Alors installez-vous là avec vos tentes, le temps que je décide
de ce que je vais faire de vous.»» Cette boutade, écrit Luis de
Vega du journal espagnol ABC, qui circule dans le désert, est
une façon de railler la passivité de la communauté
internationale à propos du règlement du conflit au Sahara
occidental. Alors que le conflit qui oppose Rabat aux
indépendantistes du Front Polisario est toujours dans l’impasse,
la tension croît sur le terrain.
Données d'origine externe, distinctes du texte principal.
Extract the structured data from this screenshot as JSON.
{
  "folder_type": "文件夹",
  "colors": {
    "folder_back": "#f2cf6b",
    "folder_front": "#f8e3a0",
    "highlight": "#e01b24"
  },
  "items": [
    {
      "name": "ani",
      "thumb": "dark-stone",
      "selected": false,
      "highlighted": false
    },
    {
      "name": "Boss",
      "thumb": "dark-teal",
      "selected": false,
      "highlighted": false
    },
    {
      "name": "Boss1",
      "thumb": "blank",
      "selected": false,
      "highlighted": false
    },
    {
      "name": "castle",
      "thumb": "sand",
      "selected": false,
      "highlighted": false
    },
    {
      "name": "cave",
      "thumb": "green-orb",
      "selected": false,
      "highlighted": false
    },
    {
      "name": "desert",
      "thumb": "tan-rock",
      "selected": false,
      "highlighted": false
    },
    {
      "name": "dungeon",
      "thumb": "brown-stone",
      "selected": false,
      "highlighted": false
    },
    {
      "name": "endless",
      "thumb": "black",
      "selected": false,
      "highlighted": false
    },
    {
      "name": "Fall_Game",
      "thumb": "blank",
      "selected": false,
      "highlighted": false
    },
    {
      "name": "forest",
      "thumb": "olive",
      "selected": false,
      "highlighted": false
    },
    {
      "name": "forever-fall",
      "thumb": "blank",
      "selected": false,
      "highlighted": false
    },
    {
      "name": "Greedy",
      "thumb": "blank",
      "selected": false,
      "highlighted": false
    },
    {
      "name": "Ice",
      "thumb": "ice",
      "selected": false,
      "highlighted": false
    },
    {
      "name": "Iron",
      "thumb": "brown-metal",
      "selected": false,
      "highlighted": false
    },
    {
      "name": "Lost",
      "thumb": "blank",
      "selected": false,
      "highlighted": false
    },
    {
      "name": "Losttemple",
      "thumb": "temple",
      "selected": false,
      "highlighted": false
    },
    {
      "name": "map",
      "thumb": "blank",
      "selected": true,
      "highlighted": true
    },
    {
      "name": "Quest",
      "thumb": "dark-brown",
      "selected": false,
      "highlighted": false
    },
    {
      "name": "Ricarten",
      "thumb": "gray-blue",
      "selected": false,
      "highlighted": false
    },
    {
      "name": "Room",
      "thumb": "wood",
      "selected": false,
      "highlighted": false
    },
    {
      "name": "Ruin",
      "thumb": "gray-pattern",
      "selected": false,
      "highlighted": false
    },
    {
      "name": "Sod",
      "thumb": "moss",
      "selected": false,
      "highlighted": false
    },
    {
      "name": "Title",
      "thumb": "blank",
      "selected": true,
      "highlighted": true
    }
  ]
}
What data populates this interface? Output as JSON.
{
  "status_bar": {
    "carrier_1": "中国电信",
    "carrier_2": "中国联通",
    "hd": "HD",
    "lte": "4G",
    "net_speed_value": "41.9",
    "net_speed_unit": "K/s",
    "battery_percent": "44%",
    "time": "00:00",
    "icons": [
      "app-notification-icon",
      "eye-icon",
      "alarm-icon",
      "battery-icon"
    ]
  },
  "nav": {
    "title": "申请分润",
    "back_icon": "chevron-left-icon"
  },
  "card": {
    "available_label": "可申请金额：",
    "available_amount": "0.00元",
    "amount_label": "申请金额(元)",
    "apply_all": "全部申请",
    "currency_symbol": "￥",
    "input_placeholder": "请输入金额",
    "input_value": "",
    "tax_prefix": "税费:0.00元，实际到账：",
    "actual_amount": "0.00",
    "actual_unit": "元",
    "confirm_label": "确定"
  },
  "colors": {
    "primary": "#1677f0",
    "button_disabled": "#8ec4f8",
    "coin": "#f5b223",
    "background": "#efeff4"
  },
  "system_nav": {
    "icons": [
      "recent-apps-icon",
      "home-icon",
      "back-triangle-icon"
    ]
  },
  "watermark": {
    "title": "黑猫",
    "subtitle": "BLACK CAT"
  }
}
C’est un rituel bien rodé.
Périodiquement, des représentants du gouvernement marocain
rencontrent dans la banlieue de New York, sous l’égide des
Nations unies, une délégation d’indépendantistes sahraouis du
Front Polisario pour des «discussions informelles». Et il n’en
sort rien.
S’agissant des derniers événements, de jeunes Sahraouis décident
d’ériger un camp de toile, à une vingtaine de kilomètres de
Laâyoune, et d’y tenir une sorte de sit-in permanent. Leurs
revendications portent sur le droit à l’emploi et au logement,
la liberté d’expression, la «reconnaissance de leur
dignité»...Durement frappée par le chômage (30%, alors que la
moyenne nationale est de 9%), la population du Sahara vit très
mal l’afflux de Marocains du Nord, à commencer par les
fonctionnaires, chouchoutés par le gouvernement. Au fil des
jours, le camp grossit, jusqu’à rassembler quelque 15.000
occupants.(1) Les gens présents dans ce camp, installé dans la
banlieue de Laâyoune, n’avaient à l’origine aucun esprit
belliqueux, comme le reconnaît le journal marocain
Emarrakech.info, Un premier incident grave s’est déroulé le 25
octobre, quand un adolescent de 14 ans a été tué lors d’une
échauffourée avec les forces de l’ordre. Le 8 novembre, le Maroc
envahit le camp.(2)
Selon le Maroc, douze personnes ont été tuées lors du
démantèlement du camp. Le Front Polisario qui réclame
l’indépendance du Sahara occidental et s’est prononcé pour la
tenue d’un référendum d’autodétermination, a fait état pour sa
part de «dizaines de morts» et de plus de 4500 blessés au cours
des violences qui ont suivi le démantèlement. Ces jeunes se sont
révoltés d’une façon spontanée, en tout cas sans avoir été
manipulés par le Front Polisario qui a vite fait de «récupérer»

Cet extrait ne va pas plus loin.